You did a great job showing amazing sort film like this one. When a amercaion Japanese mother who. Struggling with a daughter who have autumn. What a great movie sending me more amazing sort film on my RU-vid channel you are my favorite youtuber from your favorite youtuber shawna ❤ have a safe evening and also haveing a safe weekend ❤
Not really, the slap only intensifies the discrimination, she is going to raise her son and teach him to avoid (never befriend) autistic people. Hence why this isn't really the answer.
@@charlescole645she already had a poor attitude towards Autistic people to begin with. She might be more discriminatory towards Asian people as well. Neither of which is right in any way.
As an autistic person, I have the same behavior. Luckily I was able to get a therapy when I was a kid that time. Wonder how I would be now if I didn’t get any therapy that time damn
My son is 22 and has Autism. My brother is 39 and has Autism. I agree with all of the comments. They are our greatest gifts and deepest heartaches; it is hard has to explosion. In so happy for all who mentioned a loved one with Autism. They are the person before the disorder ( not my autistic daughter etc). It is a huge difference and recognizing them as humans... this was great.
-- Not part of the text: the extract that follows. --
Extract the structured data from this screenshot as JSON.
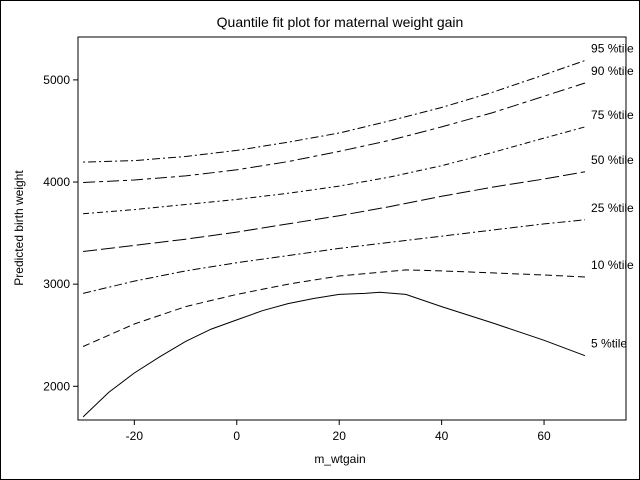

The two aren't separate though. Autism is a part of who we are. Like I'm also Black but if I said I have blackness that's just silly. Accepting someone as Autistic is accepting them for their whole self and not excluding any part of them.
I'm on the spectrum myself but at the same time I find children annoying, I can't stand loud noises, so I would be so pissed off if I wasn't able to sleep at night because of the noise from the neighbor.
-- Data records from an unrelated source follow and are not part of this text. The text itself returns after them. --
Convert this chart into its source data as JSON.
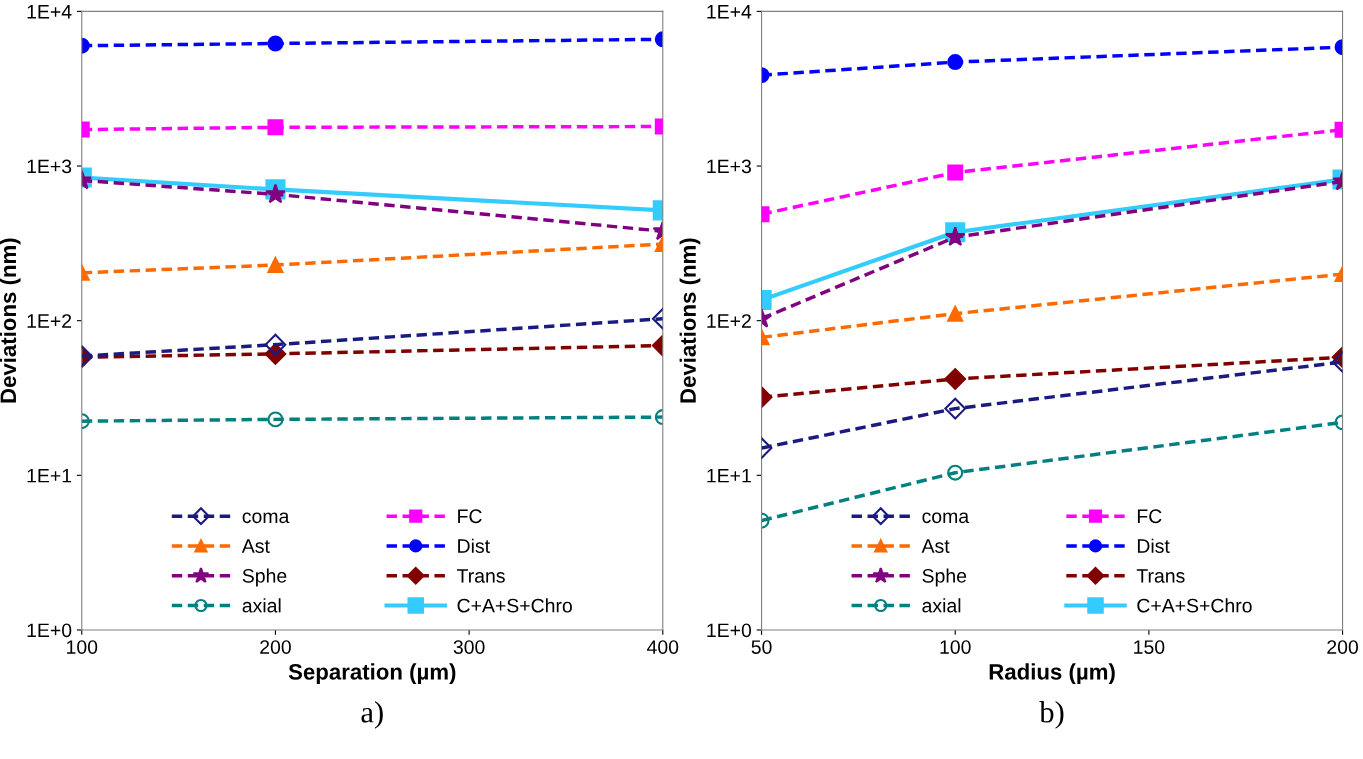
{
  "chart_data": [
    {
      "type": "line",
      "xlabel": "Separation (µm)",
      "ylabel": "Deviations (nm)",
      "log": "y",
      "xlim": [
        100,
        400
      ],
      "xticks": [
        100,
        200,
        300,
        400
      ],
      "ylim": [
        1,
        10000
      ],
      "yticks": [
        {
          "value": 1,
          "label": "1E+0"
        },
        {
          "value": 10,
          "label": "1E+1"
        },
        {
          "value": 100,
          "label": "1E+2"
        },
        {
          "value": 1000,
          "label": "1E+3"
        },
        {
          "value": 10000,
          "label": "1E+4"
        }
      ],
      "grid": false,
      "legend": "bottom",
      "annotations": [
        "a)"
      ],
      "x": [
        100,
        200,
        400
      ],
      "series": [
        {
          "name": "coma",
          "color": "#1a1a80",
          "line_style": "dashed",
          "marker": "diamond-open",
          "values": [
            59,
            70,
            103
          ]
        },
        {
          "name": "FC",
          "color": "#ff00ff",
          "line_style": "dashed",
          "marker": "square",
          "values": [
            1720,
            1780,
            1800
          ]
        },
        {
          "name": "Ast",
          "color": "#ff6a00",
          "line_style": "dashed",
          "marker": "triangle",
          "values": [
            204,
            229,
            313
          ]
        },
        {
          "name": "Dist",
          "color": "#0000ff",
          "line_style": "dashed",
          "marker": "circle",
          "values": [
            6000,
            6200,
            6600
          ]
        },
        {
          "name": "Sphe",
          "color": "#800080",
          "line_style": "dashed",
          "marker": "star",
          "values": [
            807,
            656,
            379
          ]
        },
        {
          "name": "Trans",
          "color": "#800000",
          "line_style": "dashed",
          "marker": "diamond",
          "values": [
            58,
            61,
            69
          ]
        },
        {
          "name": "axial",
          "color": "#008080",
          "line_style": "dashed",
          "marker": "circle-open",
          "values": [
            22.4,
            23,
            23.8
          ]
        },
        {
          "name": "C+A+S+Chro",
          "color": "#33ccff",
          "line_style": "solid",
          "marker": "square",
          "values": [
            843,
            706,
            517
          ]
        }
      ]
    },
    {
      "type": "line",
      "xlabel": "Radius (µm)",
      "ylabel": "Deviations (nm)",
      "log": "y",
      "xlim": [
        50,
        200
      ],
      "xticks": [
        50,
        100,
        150,
        200
      ],
      "ylim": [
        1,
        10000
      ],
      "yticks": [
        {
          "value": 1,
          "label": "1E+0"
        },
        {
          "value": 10,
          "label": "1E+1"
        },
        {
          "value": 100,
          "label": "1E+2"
        },
        {
          "value": 1000,
          "label": "1E+3"
        },
        {
          "value": 10000,
          "label": "1E+4"
        }
      ],
      "grid": false,
      "legend": "bottom",
      "annotations": [
        "b)"
      ],
      "x": [
        50,
        100,
        200
      ],
      "series": [
        {
          "name": "coma",
          "color": "#1a1a80",
          "line_style": "dashed",
          "marker": "diamond-open",
          "values": [
            15,
            27,
            54
          ]
        },
        {
          "name": "FC",
          "color": "#ff00ff",
          "line_style": "dashed",
          "marker": "square",
          "values": [
            488,
            908,
            1717
          ]
        },
        {
          "name": "Ast",
          "color": "#ff6a00",
          "line_style": "dashed",
          "marker": "triangle",
          "values": [
            78,
            111,
            200
          ]
        },
        {
          "name": "Dist",
          "color": "#0000ff",
          "line_style": "dashed",
          "marker": "circle",
          "values": [
            3870,
            4700,
            5870
          ]
        },
        {
          "name": "Sphe",
          "color": "#800080",
          "line_style": "dashed",
          "marker": "star",
          "values": [
            103,
            347,
            795
          ]
        },
        {
          "name": "Trans",
          "color": "#800000",
          "line_style": "dashed",
          "marker": "diamond",
          "values": [
            32,
            42,
            58
          ]
        },
        {
          "name": "axial",
          "color": "#008080",
          "line_style": "dashed",
          "marker": "circle-open",
          "values": [
            5.1,
            10.4,
            22
          ]
        },
        {
          "name": "C+A+S+Chro",
          "color": "#33ccff",
          "line_style": "solid",
          "marker": "square",
          "values": [
            136,
            373,
            818
          ]
        }
      ]
    }
  ]
}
I’m on the high end of the spectrum. Currently in the process of getting another job (the last one I had was a temporary position at a sporting goods store over my final 6 months of high school), I recently graduated high school with a diploma (and planning on going into the skilled trades), I do chores around the house, and can drive a car/pickup truck (I have my learner permit). However, when I was very young, I will admit, I **used to** consistently melt down, but as I got older, it eventually came to the point where I don’t melt down at all. I still have medications that I have to take, but they are not very potent at all. I did have the benefit of growing up in a rural area, or else someone would have called CPS. Because of these issues, I’m having a late start to my adulthood. Autism is, technically, a learning disability, but, it is a very diverse spectrum; on the lower end, you have the nonverbals who require a substantial amount of support, and on the higher end, you have the ones that are (almost, but not quite) indistinguishable from the neurotypicals, but still require minimal support (ie. medications).
I have a 2 year old with autism the most frustrating thing is people asking me why is he autism or If I or his dad passed it to him somehow it makes me enraged
Y'mean "why he's Autistic?" Well Autism is genetic so it came from somewhere. It's nobody's fault though. AND it's nobody's business to put the blame on any of you.
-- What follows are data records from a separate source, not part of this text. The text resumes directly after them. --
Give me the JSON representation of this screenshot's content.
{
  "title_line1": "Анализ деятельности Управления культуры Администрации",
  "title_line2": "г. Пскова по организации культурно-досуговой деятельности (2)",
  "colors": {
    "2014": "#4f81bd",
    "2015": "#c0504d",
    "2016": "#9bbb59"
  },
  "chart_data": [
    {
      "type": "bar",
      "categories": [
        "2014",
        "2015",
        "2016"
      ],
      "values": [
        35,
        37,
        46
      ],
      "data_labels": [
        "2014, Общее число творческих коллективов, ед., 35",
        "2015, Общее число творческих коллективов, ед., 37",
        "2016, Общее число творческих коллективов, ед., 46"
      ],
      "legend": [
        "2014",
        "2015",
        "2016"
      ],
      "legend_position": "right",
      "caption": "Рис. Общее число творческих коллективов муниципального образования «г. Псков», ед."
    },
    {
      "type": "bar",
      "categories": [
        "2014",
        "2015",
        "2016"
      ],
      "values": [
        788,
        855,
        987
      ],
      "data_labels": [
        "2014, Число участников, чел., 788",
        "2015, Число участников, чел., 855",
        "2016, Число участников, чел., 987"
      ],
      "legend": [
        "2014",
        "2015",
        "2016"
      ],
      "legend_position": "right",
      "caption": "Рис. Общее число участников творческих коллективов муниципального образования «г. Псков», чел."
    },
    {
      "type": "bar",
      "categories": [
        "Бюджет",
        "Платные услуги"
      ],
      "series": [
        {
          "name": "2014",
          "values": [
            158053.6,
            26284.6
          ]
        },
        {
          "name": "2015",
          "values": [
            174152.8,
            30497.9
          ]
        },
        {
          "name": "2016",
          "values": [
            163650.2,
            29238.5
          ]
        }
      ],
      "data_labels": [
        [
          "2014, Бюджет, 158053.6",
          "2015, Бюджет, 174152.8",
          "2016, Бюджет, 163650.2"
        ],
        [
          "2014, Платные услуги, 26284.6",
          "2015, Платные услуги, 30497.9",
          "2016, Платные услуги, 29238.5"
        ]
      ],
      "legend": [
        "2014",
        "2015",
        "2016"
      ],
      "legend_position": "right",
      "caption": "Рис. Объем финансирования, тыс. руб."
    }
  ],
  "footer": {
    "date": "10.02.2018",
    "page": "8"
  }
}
Hold up. The mother said that Saki is married to a Soldier? I take it that it's an American soldier. Then, why isn't/ wasn't Yoshiko enrolled in EFMP through TriCare, which would take care of all the medical/ therapy costs for Yoshiko? I'm just pointing this out, because I'm an Army wife with a son on the spectrum. Also, 30 hours a week of therapy at $150,000 a year??? That's a pretty good rate, when some therapy sessions cost $800 an HOUR!